The full toll of 'legal highs' packets seized in raids has now been released - with nearly 1,900 discovered in shops allegedly selling the substances in Kent.

Officers from Kent County Council’s trading standards and police targeted 20 shops on Monday as part of their efforts to crack down on the items.

The visits resulted in 424 sample packets of the controversial substances being taken away for testing.

Packages were taken from 20 stores across Kent
Packages were taken from 20 stores across Kent

Depending on the results the authorities will be issuing appropriate action, which is still yet to be decided.

In addition to the legal highs taken away, officers sealed up 1,443 duplicate packets in store and banned shopkeepers from selling them.

The action follows a letter sent recently by the consumer protection department to all stores suspected of selling the legal drugs, with the potential to kill.

It called on them to stop selling the items while also explaining how they are designed to mimic the effects of illegal drugs.

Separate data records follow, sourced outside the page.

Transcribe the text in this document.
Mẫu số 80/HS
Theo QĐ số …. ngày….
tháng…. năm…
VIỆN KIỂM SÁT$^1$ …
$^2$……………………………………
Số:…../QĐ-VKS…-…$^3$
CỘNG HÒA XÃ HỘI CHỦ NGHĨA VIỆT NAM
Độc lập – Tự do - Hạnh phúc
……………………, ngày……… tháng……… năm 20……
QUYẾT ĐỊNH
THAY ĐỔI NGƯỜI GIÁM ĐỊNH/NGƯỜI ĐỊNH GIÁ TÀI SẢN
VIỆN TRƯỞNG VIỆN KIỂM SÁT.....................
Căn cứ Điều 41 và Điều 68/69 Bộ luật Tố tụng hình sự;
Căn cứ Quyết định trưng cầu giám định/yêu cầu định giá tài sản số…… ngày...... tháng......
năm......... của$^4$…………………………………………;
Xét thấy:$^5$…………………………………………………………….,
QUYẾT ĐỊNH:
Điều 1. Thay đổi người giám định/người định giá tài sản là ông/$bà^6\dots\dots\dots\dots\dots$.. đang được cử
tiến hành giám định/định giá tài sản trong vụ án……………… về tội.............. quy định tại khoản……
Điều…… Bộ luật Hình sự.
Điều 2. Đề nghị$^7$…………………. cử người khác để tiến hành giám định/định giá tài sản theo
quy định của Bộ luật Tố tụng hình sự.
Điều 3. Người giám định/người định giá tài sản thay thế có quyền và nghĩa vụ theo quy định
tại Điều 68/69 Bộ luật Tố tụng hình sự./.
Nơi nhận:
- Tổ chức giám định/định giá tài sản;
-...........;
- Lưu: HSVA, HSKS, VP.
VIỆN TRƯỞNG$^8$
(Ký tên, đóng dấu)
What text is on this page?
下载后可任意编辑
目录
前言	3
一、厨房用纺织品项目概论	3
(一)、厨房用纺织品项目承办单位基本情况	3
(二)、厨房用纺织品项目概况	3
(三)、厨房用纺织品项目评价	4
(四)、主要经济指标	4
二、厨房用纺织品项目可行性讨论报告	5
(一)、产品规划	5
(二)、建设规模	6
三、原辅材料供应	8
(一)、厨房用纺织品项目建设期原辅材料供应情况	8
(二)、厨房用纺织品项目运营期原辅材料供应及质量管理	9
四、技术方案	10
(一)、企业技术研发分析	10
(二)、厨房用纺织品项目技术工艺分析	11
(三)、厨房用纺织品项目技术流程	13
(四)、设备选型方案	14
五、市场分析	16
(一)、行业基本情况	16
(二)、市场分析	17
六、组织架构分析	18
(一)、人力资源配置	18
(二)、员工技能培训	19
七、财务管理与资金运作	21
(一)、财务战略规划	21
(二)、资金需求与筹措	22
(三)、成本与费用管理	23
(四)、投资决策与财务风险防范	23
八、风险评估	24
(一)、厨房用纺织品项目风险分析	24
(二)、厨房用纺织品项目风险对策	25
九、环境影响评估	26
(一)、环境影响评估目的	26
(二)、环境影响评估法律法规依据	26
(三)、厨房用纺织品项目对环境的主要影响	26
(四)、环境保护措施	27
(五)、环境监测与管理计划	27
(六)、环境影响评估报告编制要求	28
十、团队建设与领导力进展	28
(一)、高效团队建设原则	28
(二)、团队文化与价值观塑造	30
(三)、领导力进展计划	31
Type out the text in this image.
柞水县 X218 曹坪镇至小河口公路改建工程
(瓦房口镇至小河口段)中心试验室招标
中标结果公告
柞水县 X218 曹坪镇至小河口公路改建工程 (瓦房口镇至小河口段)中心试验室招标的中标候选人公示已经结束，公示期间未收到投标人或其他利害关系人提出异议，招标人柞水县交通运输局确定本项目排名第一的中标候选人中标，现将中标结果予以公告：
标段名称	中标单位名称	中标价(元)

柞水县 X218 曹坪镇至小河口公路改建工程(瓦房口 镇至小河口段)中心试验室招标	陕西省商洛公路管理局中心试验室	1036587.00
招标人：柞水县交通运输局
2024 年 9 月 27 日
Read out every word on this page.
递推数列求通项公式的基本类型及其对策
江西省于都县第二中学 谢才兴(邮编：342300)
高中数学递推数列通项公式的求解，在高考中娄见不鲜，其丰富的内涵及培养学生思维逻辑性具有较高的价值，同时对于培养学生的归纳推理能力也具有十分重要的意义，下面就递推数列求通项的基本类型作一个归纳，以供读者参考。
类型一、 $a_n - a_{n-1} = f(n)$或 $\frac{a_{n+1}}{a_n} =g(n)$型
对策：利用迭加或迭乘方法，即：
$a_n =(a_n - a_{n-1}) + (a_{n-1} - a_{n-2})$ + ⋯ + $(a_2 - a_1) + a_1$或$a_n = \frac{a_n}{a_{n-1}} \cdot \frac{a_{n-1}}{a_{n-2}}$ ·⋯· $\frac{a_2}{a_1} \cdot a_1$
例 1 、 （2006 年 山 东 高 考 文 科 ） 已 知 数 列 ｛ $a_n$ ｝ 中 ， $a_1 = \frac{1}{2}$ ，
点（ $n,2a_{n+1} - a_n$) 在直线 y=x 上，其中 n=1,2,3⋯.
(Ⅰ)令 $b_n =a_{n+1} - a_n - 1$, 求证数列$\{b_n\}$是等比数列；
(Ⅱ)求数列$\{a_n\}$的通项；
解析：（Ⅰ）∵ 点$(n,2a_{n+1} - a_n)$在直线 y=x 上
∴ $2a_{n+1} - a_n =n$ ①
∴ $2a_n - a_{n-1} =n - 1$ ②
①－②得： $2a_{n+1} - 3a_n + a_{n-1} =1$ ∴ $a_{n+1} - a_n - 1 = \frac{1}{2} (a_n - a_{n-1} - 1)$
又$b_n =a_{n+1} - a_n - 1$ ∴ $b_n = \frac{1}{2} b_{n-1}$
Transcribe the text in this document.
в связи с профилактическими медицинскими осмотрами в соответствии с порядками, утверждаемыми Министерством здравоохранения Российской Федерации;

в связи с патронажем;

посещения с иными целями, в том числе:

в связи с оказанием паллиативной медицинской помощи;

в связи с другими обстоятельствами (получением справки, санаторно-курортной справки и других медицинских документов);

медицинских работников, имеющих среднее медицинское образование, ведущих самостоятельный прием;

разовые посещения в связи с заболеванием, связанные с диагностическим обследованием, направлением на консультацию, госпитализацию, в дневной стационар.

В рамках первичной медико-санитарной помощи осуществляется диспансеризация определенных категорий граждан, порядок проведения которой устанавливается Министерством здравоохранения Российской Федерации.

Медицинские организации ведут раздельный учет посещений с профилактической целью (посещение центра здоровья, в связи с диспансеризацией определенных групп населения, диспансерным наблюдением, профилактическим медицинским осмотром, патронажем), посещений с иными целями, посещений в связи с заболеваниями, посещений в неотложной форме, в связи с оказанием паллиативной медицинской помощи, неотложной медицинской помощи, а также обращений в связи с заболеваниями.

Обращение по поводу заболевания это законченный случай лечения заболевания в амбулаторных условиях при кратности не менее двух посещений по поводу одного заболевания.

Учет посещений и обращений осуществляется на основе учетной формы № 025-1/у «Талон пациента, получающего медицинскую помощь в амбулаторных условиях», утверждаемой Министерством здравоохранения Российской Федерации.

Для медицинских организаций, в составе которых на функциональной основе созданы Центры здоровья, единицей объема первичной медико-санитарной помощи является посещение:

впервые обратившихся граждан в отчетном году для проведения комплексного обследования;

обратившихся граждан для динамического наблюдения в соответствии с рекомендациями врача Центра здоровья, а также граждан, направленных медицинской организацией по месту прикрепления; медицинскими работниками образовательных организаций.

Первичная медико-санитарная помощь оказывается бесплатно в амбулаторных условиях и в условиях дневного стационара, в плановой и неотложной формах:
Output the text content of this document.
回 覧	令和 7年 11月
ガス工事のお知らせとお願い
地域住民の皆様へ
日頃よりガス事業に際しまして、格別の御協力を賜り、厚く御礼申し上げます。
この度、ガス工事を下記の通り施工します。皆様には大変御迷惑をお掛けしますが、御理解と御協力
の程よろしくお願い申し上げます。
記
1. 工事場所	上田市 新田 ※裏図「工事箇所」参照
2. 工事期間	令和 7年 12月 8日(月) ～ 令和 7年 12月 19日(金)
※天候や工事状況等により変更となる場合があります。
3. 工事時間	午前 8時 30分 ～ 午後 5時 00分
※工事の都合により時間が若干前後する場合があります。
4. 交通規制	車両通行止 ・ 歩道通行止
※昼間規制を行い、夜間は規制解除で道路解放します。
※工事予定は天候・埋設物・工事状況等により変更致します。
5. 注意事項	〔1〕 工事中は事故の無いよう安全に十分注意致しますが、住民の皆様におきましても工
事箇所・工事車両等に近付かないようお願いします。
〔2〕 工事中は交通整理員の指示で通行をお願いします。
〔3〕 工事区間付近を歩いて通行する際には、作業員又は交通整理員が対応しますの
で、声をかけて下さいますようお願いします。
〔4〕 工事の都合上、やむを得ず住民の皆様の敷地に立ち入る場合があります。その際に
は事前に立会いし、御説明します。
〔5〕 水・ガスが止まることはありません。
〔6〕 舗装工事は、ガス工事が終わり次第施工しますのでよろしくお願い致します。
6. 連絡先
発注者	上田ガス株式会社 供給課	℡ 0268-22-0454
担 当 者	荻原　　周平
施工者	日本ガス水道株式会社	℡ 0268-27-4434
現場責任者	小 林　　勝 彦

While officers swooped at shops in 15 parts of Kent, overall Maidstone had the highest number of seized items.

After visits to three of the town’s stores, 133 items were taken away, while 501 were left ‘bagged and banned’ – resulting in over a third of the total number of legal highs seized across the county.

Some of the legal drugs seized in the raids
Some of the legal drugs seized in the raids

The action, which is thought to be the first operation of its kind in the UK, follows widespread anger and concern that the substances are being sold on Kent’s high streets.

Figures show legal highs were linked to 68 deaths in England and Wales in 2012. It is also believed they have caused at least one death in the county.

Alongside police and trading standards, the government are also analysing the role of the substances and the risks they pose.

A review was launched last December which could lead to sweeping changes to the UK’s drug laws. A conclusion is due to be delivered this summer.